Costuma-se pensar ciência como o território do cálculo, da prova, da experimentação laboratorial. Mas ciência, antes de ser fórmula, é método. É a busca incessante por compreender o mundo a partir de perguntas, hipóteses, erros, revisões e descobertas. Nesse sentido, tanto o teatro quanto a psicanálise são ciência. São saberes que não se contentam com o já dado. Investigam, desmontam, devolvem perguntas ao silêncio.
Na SP Escola de Teatro, fazemos ciência diariamente. Ciência da cena, ciência da subjetividade. Nossa revista A[L]BERTO, que este ano chega à 12ª edição, é testemunho disso. Publicar pensamento crítico em um país onde a reflexão é tantas vezes abafada já é, em si, um gesto político. A revista, como a própria escola, é um motor de educação e um laboratório de ideias.

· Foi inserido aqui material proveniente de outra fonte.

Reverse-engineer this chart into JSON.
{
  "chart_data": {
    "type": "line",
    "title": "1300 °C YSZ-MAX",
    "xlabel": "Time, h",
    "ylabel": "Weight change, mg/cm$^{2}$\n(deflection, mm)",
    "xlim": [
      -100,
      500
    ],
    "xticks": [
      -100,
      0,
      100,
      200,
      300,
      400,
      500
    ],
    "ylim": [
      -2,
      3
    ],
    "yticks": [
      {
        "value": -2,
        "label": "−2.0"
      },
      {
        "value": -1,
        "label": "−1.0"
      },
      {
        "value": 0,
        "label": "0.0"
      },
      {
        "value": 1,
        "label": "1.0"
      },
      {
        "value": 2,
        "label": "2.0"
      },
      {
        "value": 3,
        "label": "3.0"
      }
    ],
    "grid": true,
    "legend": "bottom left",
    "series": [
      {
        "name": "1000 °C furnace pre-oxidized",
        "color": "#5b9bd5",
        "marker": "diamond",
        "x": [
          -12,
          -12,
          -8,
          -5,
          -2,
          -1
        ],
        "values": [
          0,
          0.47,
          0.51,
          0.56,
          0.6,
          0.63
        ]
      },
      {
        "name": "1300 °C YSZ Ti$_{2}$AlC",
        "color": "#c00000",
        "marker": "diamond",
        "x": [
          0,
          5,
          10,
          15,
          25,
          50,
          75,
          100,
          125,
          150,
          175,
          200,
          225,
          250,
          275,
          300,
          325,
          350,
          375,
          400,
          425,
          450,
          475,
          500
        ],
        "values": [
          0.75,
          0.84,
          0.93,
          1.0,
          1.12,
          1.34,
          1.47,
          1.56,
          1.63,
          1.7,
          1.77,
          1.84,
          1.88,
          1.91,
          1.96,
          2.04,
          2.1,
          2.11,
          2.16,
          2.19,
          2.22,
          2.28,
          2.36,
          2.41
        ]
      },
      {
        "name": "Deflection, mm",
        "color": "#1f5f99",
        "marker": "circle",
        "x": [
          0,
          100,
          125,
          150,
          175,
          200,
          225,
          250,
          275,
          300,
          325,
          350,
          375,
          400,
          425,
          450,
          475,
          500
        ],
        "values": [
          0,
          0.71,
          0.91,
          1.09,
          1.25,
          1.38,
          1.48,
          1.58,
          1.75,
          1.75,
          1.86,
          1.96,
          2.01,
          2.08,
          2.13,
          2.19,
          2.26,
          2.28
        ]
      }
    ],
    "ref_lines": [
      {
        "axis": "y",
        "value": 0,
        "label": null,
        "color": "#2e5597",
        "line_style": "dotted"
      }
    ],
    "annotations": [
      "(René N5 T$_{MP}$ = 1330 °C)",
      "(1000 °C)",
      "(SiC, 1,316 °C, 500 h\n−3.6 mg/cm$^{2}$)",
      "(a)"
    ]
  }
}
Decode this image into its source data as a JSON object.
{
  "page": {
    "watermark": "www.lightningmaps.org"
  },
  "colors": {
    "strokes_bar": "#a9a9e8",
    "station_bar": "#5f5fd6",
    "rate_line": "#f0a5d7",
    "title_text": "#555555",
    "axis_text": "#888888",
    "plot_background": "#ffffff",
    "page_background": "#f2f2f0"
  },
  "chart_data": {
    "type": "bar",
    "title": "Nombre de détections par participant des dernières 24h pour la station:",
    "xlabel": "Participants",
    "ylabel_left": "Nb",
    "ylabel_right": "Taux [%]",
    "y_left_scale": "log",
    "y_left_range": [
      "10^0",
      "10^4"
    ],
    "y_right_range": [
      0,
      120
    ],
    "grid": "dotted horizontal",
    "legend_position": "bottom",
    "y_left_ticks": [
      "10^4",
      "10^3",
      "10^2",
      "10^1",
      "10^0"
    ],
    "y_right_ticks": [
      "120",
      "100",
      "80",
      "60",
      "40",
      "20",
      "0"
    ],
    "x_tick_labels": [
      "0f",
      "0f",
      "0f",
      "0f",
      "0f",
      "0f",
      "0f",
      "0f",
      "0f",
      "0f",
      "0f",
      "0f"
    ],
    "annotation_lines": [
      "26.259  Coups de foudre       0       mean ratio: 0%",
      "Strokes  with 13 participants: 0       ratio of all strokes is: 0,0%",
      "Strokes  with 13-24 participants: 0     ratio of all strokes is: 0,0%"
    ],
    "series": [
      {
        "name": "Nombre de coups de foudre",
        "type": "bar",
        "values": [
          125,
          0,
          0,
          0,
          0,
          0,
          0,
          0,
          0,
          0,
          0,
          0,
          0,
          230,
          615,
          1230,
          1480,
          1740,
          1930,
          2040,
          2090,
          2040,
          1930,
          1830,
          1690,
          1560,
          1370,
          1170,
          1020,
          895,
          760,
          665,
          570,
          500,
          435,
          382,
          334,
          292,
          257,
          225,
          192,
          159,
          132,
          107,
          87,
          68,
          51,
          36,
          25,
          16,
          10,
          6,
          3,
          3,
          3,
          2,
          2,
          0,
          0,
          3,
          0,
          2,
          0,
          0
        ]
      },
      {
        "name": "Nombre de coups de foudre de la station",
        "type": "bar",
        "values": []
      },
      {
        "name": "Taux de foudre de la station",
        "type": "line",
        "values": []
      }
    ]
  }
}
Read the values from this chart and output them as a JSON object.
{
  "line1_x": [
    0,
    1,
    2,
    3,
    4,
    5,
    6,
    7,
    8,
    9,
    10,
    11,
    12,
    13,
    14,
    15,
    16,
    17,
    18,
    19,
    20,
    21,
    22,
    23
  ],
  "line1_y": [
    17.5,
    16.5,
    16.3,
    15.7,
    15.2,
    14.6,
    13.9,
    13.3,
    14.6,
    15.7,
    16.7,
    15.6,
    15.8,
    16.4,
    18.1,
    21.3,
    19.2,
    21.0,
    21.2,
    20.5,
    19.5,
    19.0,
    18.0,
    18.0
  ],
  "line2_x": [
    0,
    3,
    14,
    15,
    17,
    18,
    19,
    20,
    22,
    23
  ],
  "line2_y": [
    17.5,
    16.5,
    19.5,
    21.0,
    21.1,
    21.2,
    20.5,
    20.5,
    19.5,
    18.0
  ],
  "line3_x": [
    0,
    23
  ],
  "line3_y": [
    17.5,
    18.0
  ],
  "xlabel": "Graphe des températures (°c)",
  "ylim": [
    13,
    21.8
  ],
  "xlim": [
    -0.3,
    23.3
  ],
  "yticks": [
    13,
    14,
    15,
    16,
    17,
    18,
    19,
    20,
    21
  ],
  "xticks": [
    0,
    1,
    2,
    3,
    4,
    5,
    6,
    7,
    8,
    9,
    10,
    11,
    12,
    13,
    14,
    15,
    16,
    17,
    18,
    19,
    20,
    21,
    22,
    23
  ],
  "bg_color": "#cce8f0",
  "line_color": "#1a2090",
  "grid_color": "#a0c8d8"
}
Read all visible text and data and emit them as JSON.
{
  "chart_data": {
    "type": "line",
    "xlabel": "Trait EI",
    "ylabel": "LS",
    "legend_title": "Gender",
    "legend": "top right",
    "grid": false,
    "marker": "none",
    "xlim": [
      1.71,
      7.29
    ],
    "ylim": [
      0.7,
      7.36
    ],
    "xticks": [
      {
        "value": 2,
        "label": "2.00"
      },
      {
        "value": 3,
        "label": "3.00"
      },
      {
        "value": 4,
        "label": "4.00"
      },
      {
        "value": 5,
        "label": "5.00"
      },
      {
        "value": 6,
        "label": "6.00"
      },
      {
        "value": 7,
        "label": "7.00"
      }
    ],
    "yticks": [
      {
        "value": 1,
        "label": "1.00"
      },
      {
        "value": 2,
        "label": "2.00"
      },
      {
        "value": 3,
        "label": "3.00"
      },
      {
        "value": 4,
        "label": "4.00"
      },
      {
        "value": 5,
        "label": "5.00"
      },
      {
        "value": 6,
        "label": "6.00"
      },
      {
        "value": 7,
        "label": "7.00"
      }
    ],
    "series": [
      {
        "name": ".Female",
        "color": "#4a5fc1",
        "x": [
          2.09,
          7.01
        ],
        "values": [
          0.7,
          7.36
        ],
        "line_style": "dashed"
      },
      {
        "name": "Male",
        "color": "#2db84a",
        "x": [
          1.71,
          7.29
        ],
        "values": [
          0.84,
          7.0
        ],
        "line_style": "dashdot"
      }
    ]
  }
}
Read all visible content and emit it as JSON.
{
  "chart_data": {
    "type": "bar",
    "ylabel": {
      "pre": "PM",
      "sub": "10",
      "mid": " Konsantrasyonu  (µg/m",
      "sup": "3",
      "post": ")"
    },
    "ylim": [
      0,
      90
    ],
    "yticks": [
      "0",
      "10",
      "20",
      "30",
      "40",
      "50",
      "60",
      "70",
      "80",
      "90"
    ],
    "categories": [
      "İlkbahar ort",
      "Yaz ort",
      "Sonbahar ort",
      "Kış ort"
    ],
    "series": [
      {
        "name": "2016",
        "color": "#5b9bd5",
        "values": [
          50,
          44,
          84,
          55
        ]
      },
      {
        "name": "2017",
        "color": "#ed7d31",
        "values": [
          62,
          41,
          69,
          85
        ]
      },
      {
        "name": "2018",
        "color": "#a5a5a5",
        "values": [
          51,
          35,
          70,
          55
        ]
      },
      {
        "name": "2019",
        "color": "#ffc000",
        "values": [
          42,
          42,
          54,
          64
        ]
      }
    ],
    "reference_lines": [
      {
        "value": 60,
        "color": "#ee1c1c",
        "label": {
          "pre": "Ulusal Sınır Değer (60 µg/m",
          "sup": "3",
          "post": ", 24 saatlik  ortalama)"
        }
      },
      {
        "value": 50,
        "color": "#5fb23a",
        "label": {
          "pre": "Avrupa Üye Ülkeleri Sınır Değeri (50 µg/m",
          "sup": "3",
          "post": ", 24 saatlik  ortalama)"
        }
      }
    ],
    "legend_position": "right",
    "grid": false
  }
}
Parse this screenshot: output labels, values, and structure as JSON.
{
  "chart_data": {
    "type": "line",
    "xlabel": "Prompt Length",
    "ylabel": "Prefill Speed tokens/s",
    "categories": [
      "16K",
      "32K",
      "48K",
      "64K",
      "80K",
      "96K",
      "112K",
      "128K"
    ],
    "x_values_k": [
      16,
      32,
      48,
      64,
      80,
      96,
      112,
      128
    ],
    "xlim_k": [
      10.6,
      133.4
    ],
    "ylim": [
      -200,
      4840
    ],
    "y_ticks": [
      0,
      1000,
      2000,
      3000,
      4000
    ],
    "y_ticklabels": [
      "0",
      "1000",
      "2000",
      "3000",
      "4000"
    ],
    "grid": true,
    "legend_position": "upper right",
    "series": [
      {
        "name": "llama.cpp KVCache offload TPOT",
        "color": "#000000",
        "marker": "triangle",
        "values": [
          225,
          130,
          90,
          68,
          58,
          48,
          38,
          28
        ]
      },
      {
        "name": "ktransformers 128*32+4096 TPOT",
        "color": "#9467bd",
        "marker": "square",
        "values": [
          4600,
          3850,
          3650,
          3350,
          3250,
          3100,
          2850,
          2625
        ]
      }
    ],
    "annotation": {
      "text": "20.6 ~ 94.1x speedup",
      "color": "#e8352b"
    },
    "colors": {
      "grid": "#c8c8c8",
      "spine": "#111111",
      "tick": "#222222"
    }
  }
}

Não por acaso, dois presidentes do Conselho de Administração da Adaap – Contardo Calligaris e, mais recentemente, Isildinha Baptista Nogueira – vieram da psicanálise. Ambos nos ensinaram a cultivar o rigor sem perder a poesia, a sustentar o caráter científico da nossa pesquisa sem abrir mão da singularidade. Contardo e Isildinha não apenas apoiaram. Sopraram vento nas velas de um barco que insiste em navegar contra correntes fortes.
Desde sua fundação, em 2010, a SP Escola de Teatro escolheu um caminho de insubmissão. Não começamos pela Grécia, tampouco erguemos altares ao Egito faraônico. O teatro, para nós, não é narrativa linear, nem linha do tempo organizada em colunas europeias. Nossa matriz não é “grade”, mas espelho de interdisciplinaridades. Em vez de “disciplinas”, falamos em componentes formativos – porque acreditamos que aprender não é se disciplinar, mas se abrir.
Isso causou rebuliço. Afinal, não viemos para reproduzir manuais, mas para reinventar acessos. Entendemos que uma escola tem a obrigação de abrir janelas. Mesmo que a sala esteja fria e a ventania incomode. É no desconforto que se encontra o essencial.
Algumas escolas de teatro ensinam a projetar a voz, a entrar em cena, a cair com elegância. Outras, mais teimosas, escolhem ensinar a cair do mundo e refazê-lo. É aí que nos encontramos.
Nosso coordenador Rodolfo García Vázquez tem passado este ano a trabalhar na Ernst Busch, em Berlim. Em sua bagagem, levou dois temas que ainda assustam mundos: teatro decolonial e teatro digital. Temas espinhosos, onde muitos preferem não pisar por medo de se ferir. Mas é exatamente nesses terrenos que precisamos arriscar passos.
Não é a primeira vez que nossa escola ecoa nesses espaços internacionais. Desde o início, a SP Escola de Teatro já trazia uma chama decolonial, ainda sem nome. No Brasil de 2010, dizer que a Grécia não era a única porta de entrada para o teatro era quase heresia. Mas nós sabíamos: não precisamos viver sob a luz única da Europa.
Rustom Bharucha já havia nos ensinado isso, nos anos 1980, quando denunciou o gesto colonial de Peter Brook ao transformar o “Mahabharata” em espetáculo para o Ocidente. Não se tratava de estética apenas, mas de ferida. E a pergunta de Bharucha, “o que significa traduzir a Índia para o olhar europeu?”, ainda ressoa.
O teatro, como a psicanálise, não é apenas arte: é também ciência feita no corpo e na palavra, na escuta e no risco. É a ciência que se atreve a dizer que tradição só faz sentido se abrir saídas. É a ciência que desconfia das certezas e aposta no que ainda não tem nome.
Na SP Escola de Teatro, seguimos cultivando esse lugar. Quando somos convidados a compartilhar nossas experiências em espaços que ainda insistem em imaginar a Europa como centro, vamos. Não para pedir passagem, mas para mostrar que outros sóis também podem nascer.
Talvez o teatro seja isso, a arte de transformar o terremoto em dança. De reconstruir a casa depois que tudo ruiu. De lembrar que, mesmo quando um sol brilha com arrogância, há constelações inteiras esperando para acender.
E é por isso que seguimos dizendo, sem medo de parecer arrogantes: sim, produzimos ciência aqui. Ciência da melhor qualidade. Ciência que não fecha o mundo em fórmulas, mas o abre em brechas.